[The Voyage Of Governor Phillip To Botany Bay by Arthur Phillip]@TWC D-Link book
The Voyage Of Governor Phillip To Botany Bay

CHAPTER XVIII
20/31

At three in the afternoon, they bore away for the two Brothers, which at six bore north-west by north, distant seven leagues.

At eight, the ships lay to for the night.
6 August 1788 At five o'clock in the morning of Wednesday, August 6th, they made sail again to the north-west; and at eight discerned a rock which had exactly the appearance of a ship under sail, with her top-gallant sails flying.
So strongly were all the Alexander's people prepossessed with this imagination, that the private signal was made, under the supposition that it might be either the Boussole or Astrolabe, or one of the two transports which had parted from them on the coast of New South Wales.
Nor was the mistake detected till they approached it within three or four miles.

This rock bore from the Two Brothers south south-west, distant one league.
Between ten and eleven, some canoes were seen with Indians in them, who came close up to the ship without any visible apprehension.
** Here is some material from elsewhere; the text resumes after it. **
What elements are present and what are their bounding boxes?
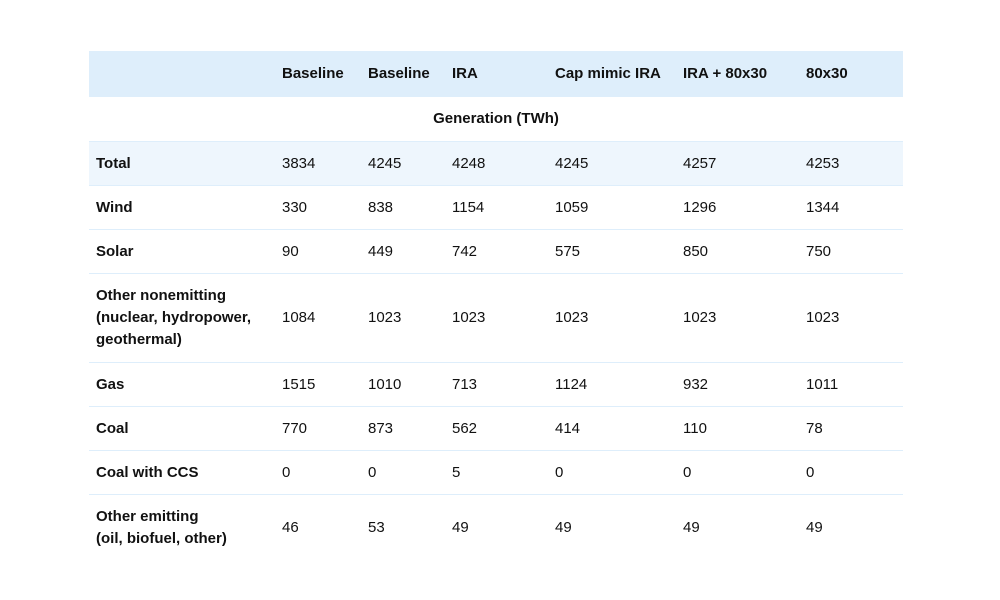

Ropes were thrown to them over the stern, of which they took hold, and suffered the ship to tow them along; in this situation they willingly exchanged a kind of rings which they wore on their arms, small rings of bone, and beads of their own manufacture, for nails, beads, and other trifles, giving however a manifest preference to whatever was made of iron.

Gimlets were most acceptable, but they were also pleased with nails, and pieces of iron hoops.